Aujourd’hui nous sommes à Juillac, bourgade d’un millier d’habitants, au cœur d’un limousin rural, entre arboriculture et élevage, fière d’accueillir pour la deuxième année un moment de poésie et de chanson. Il faut dire que l’enfant du pays, Matthias Vincenot sait convaincre avec son entêtement de passionné qui parvient à tendre des passerelles enchantées entre Paris Sorbonne et sa « petite patrie ». La salle des fêtes du village, toute proche de la majestueuse mairie du temps de l’école publique et laïque conquérante, s’apprête à accueillir un moment d’exception.
Bien entendu, on entend souvent rappeler les liens historiques étroits entre poésie et chanson mais les voir ainsi illustrés est chose rare. C’est Julie Bernard, comédienne de cinéma et de théâtre qui offre d’abord au regard son élégante silhouette vêtue de bleu, sa blondeur et sa peau dorée. Elle s’assoit simplement en bord de scène et lit quelques poèmes. Sa voix douce et caressante s’élève Comme par miracle ainsi que le répète le poème de Jacques Prévert, puis un extrait de Mamm’Emilia d’Erri de Lucca, s’ensuit un poète belge puis un grec… Et c’est avec Thibaut Defever à la guitare (Presque oui) qu’elle termine. C’est doux, très doux. Léger, très léger. Presqu’un murmure.
Manu Lods lui succède. Casquette, chemise fleurie et surtout œil malicieux.
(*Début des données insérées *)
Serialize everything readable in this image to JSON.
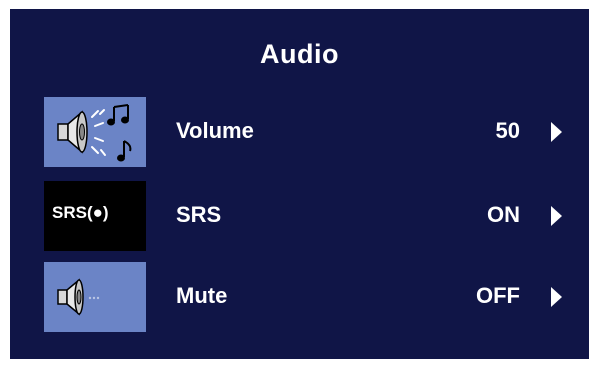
{
  "menu": {
    "title": "Audio",
    "items": [
      {
        "label": "Volume",
        "value": "50",
        "icon": "speaker-music-icon"
      },
      {
        "label": "SRS",
        "value": "ON",
        "icon": "srs-logo-icon",
        "icon_text": "SRS(●)"
      },
      {
        "label": "Mute",
        "value": "OFF",
        "icon": "speaker-mute-icon"
      }
    ]
  },
  "colors": {
    "background": "#101547",
    "icon_tile": "#6b84c6",
    "text": "#ffffff"
  }
}
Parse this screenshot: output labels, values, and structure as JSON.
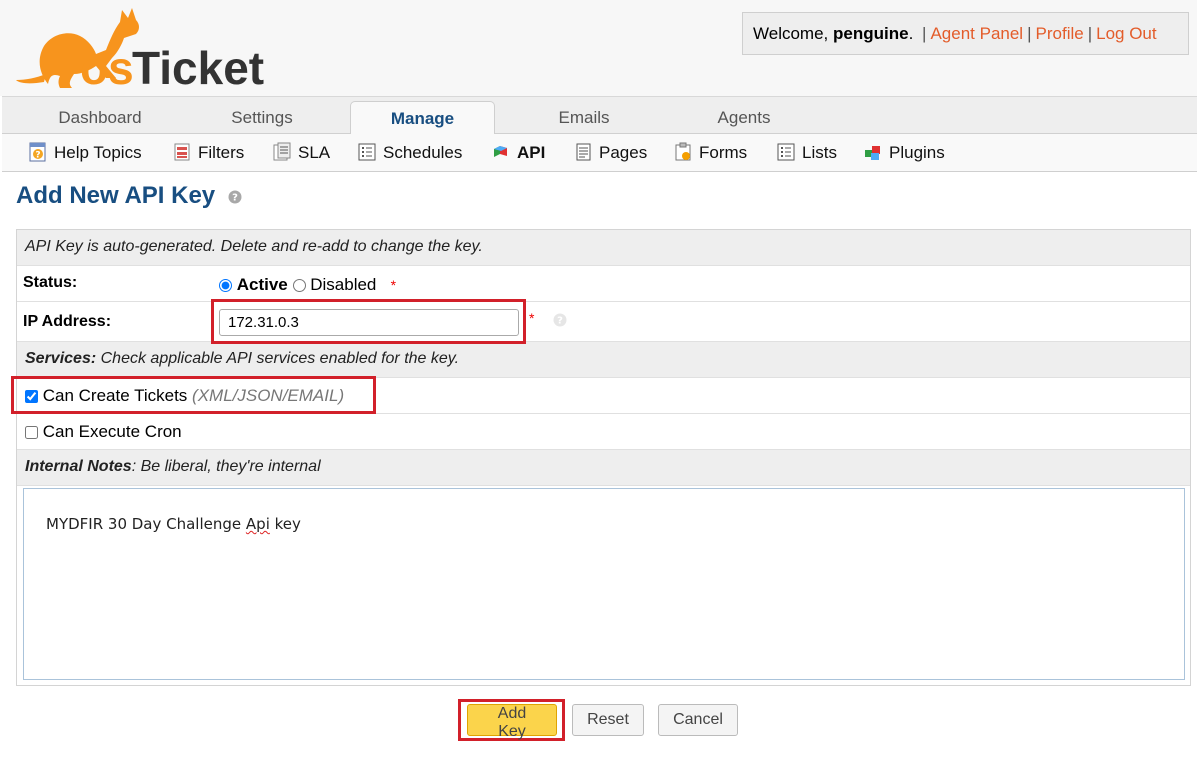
{
  "header": {
    "logo_text": "osTicket",
    "welcome_prefix": "Welcome,",
    "username": "penguine",
    "welcome_suffix": ".",
    "links": [
      "Agent Panel",
      "Profile",
      "Log Out"
    ],
    "separator": "|"
  },
  "tabs": [
    "Dashboard",
    "Settings",
    "Manage",
    "Emails",
    "Agents"
  ],
  "active_tab": "Manage",
  "subnav": [
    {
      "label": "Help Topics",
      "icon": "help-topics-icon"
    },
    {
      "label": "Filters",
      "icon": "filters-icon"
    },
    {
      "label": "SLA",
      "icon": "sla-icon"
    },
    {
      "label": "Schedules",
      "icon": "schedules-icon"
    },
    {
      "label": "API",
      "icon": "api-icon"
    },
    {
      "label": "Pages",
      "icon": "pages-icon"
    },
    {
      "label": "Forms",
      "icon": "forms-icon"
    },
    {
      "label": "Lists",
      "icon": "lists-icon"
    },
    {
      "label": "Plugins",
      "icon": "plugins-icon"
    }
  ],
  "active_subnav": "API",
  "page": {
    "title": "Add New API Key"
  },
  "form": {
    "notice": "API Key is auto-generated. Delete and re-add to change the key.",
    "status_label": "Status:",
    "status_active": "Active",
    "status_disabled": "Disabled",
    "required_mark": "*",
    "ip_label": "IP Address:",
    "ip_value": "172.31.0.3",
    "services_heading": "Services:",
    "services_text": " Check applicable API services enabled for the key.",
    "can_create_tickets": "Can Create Tickets",
    "can_create_tickets_hint": "(XML/JSON/EMAIL)",
    "can_execute_cron": "Can Execute Cron",
    "notes_heading": "Internal Notes",
    "notes_text": ": Be liberal, they're internal",
    "notes_value_pre": "MYDFIR 30 Day Challenge ",
    "notes_value_spell": "Api",
    "notes_value_post": " key"
  },
  "buttons": {
    "add": "Add Key",
    "reset": "Reset",
    "cancel": "Cancel"
  },
  "colors": {
    "brand_orange": "#f7941d",
    "link": "#e35c2a",
    "title_blue": "#184e81",
    "highlight_red": "#d2202a"
  }
}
Un petit air de Pierre Perret… Sa première chanson nous promène en tendresse dans la petite enfance, celle qui se grimpe sur les épaules d’un père d’où la terre est si jolie. On aime les chansons de Manu Lods qui se nourrissent de l’air du temps – on sourit de ce pigeon goguenard qui dépose une guirlande sur le costume de notre président un jour sombre de janvier 2015. On aime la chanson qui offre sa promenade familière, satirique parfois mais toujours tendre, jamais amère. Elle se rit de nos travers et parfois s’assombrit juste le temps de finir une chanson mais pas davantage. Car Manu Lods aime la vie et le chante, comme le souligne le titre de son dernier album Garder le fou rire…
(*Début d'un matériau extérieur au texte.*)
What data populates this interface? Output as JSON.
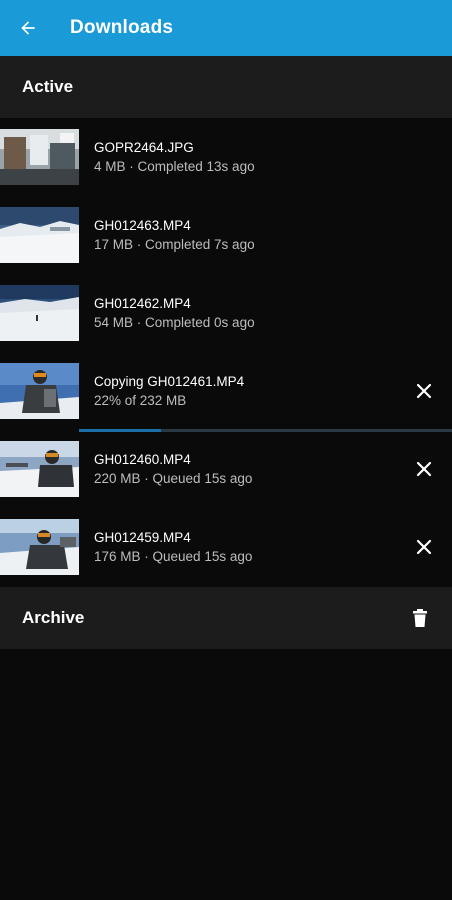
{
  "header": {
    "title": "Downloads",
    "back_icon": "arrow-left-icon",
    "color": "#1a9ad6"
  },
  "active": {
    "title": "Active"
  },
  "items": [
    {
      "name": "GOPR2464.JPG",
      "subtitle": "4 MB · Completed 13s ago",
      "thumb": "indoor"
    },
    {
      "name": "GH012463.MP4",
      "subtitle": "17 MB · Completed 7s ago",
      "thumb": "snow"
    },
    {
      "name": "GH012462.MP4",
      "subtitle": "54 MB · Completed 0s ago",
      "thumb": "snow2"
    },
    {
      "name": "Copying GH012461.MP4",
      "subtitle": "22% of 232 MB",
      "thumb": "skier",
      "cancelable": true,
      "progress": 0.22
    },
    {
      "name": "GH012460.MP4",
      "subtitle": "220 MB · Queued 15s ago",
      "thumb": "skier2",
      "cancelable": true
    },
    {
      "name": "GH012459.MP4",
      "subtitle": "176 MB · Queued 15s ago",
      "thumb": "skier3",
      "cancelable": true
    }
  ],
  "archive": {
    "title": "Archive",
    "icon": "trash-icon"
  }
}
C’est avec Alfred de Musset, un long extrait de Spectacle dans un fauteuil /Namouna que se poursuit une déambulation quelque peu orientale en terre poétique. Une série de sixains que la superbe diction et la voix éclatante de l’acteur Pierre Aussedat nous font découvrir. Le texte nous promène dans les méandres de la pensée d’un poète qui s’attarde au paradoxe de la nature humaine – « Est-ce la main de dieu, est-cela main de Diable » chante Barbara – s’interroge sur le rapport entre l’auteur et son personnage… On est littéralement transporté, ailleurs, sur des rives aujourd’hui si rarement frôlées. Temps suspendu avant que ne vienne le dernier artiste de cette fin d’après-midi.
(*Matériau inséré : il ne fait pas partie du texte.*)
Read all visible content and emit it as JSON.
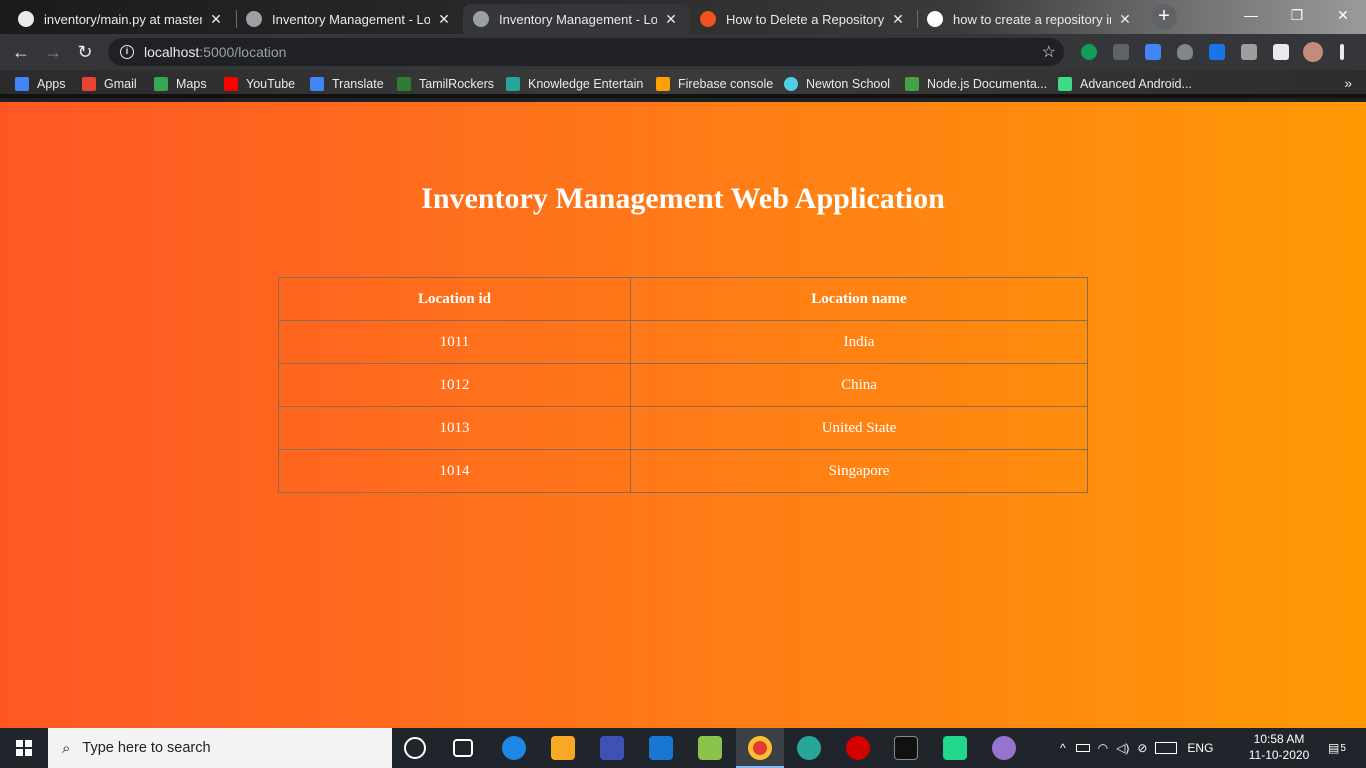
{
  "browser": {
    "tabs": [
      {
        "label": "inventory/main.py at master · N",
        "favicon": "github-icon",
        "active": false
      },
      {
        "label": "Inventory Management - Login",
        "favicon": "globe-icon",
        "active": false
      },
      {
        "label": "Inventory Management - Login",
        "favicon": "globe-icon",
        "active": true
      },
      {
        "label": "How to Delete a Repository in",
        "favicon": "gear-icon",
        "active": false
      },
      {
        "label": "how to create a repository in g",
        "favicon": "google-icon",
        "active": false
      }
    ],
    "close_glyph": "✕",
    "new_tab_glyph": "+",
    "window_controls": {
      "minimize": "—",
      "restore": "❐",
      "close": "✕"
    },
    "nav": {
      "back": "←",
      "forward": "→",
      "reload": "↻"
    },
    "url": {
      "host": "localhost",
      "path": ":5000/location"
    },
    "star": "☆",
    "bookmarks": [
      {
        "label": "Apps",
        "color": "#4285f4"
      },
      {
        "label": "Gmail",
        "color": "#ea4335"
      },
      {
        "label": "Maps",
        "color": "#34a853"
      },
      {
        "label": "YouTube",
        "color": "#ff0000"
      },
      {
        "label": "Translate",
        "color": "#4285f4"
      },
      {
        "label": "TamilRockers",
        "color": "#2e7d32"
      },
      {
        "label": "Knowledge Entertain",
        "color": "#26a69a"
      },
      {
        "label": "Firebase console",
        "color": "#ffa000"
      },
      {
        "label": "Newton School",
        "color": "#4dd0e1"
      },
      {
        "label": "Node.js Documenta...",
        "color": "#43a047"
      },
      {
        "label": "Advanced Android...",
        "color": "#3ddc84"
      }
    ],
    "bookmarks_more": "»"
  },
  "page": {
    "heading": "Inventory Management Web Application",
    "table": {
      "columns": [
        "Location id",
        "Location name"
      ],
      "rows": [
        [
          "1011",
          "India"
        ],
        [
          "1012",
          "China"
        ],
        [
          "1013",
          "United State"
        ],
        [
          "1014",
          "Singapore"
        ]
      ]
    }
  },
  "taskbar": {
    "search_placeholder": "Type here to search",
    "language": "ENG",
    "time": "10:58 AM",
    "date": "11-10-2020",
    "notifications": "5"
  },
  "colors": {
    "page_gradient_start": "#ff5724",
    "page_gradient_end": "#ff9a05",
    "heading_text": "#ffffff"
  }
}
Thibaut Defever a de quoi faire naître des étoiles filantes musicales de sa guitare. Il en joue avec dextérité, finesse et beauté… Difficile parfois de croire que la musique nous vient d’un seul instrument. Ses mots font apparaître des paysages, des émotions. L’artiste s’étonne d’un ton amusé des musiques et des paroles qui ne doutent pas de l’amour… lui trouve suspecte cette guimauve. On se souvient l’avoir entendu en duo avec Sophie Forte dans une chanson tendre et malicieuse… « Tant qu’on n’aura pas… On saura pas »… On se dit alors qu’il a quelques airs d’Alain Souchon que l’on aime tant. Il nous amuse de sa recette de cuisine approximativement réussie, de l’inondation dans son appartement… « Je veux être sauvé par la voisine du haut »… Mais il nous touche au plus profond aussi quand il aborde un thème rarement évoqué, un virage, une embardée, le feu dans la poitrine, le sang… et enchaîne sur « Je n’en démords pas, tu reviendras… ». Un bel artiste décidément qui jongle joliment avec les sons et les mots. Et pour parfaire le portrait, « simplicité et générosité » bien entendu comme le dit avec justesse le programme.
Est-ce la poésie qui fait de l’œil à la Chanson, est-ce la Chanson qui lui court après ? Nous avons quelques heures encore pour nous nourrir de cette gourmandise là.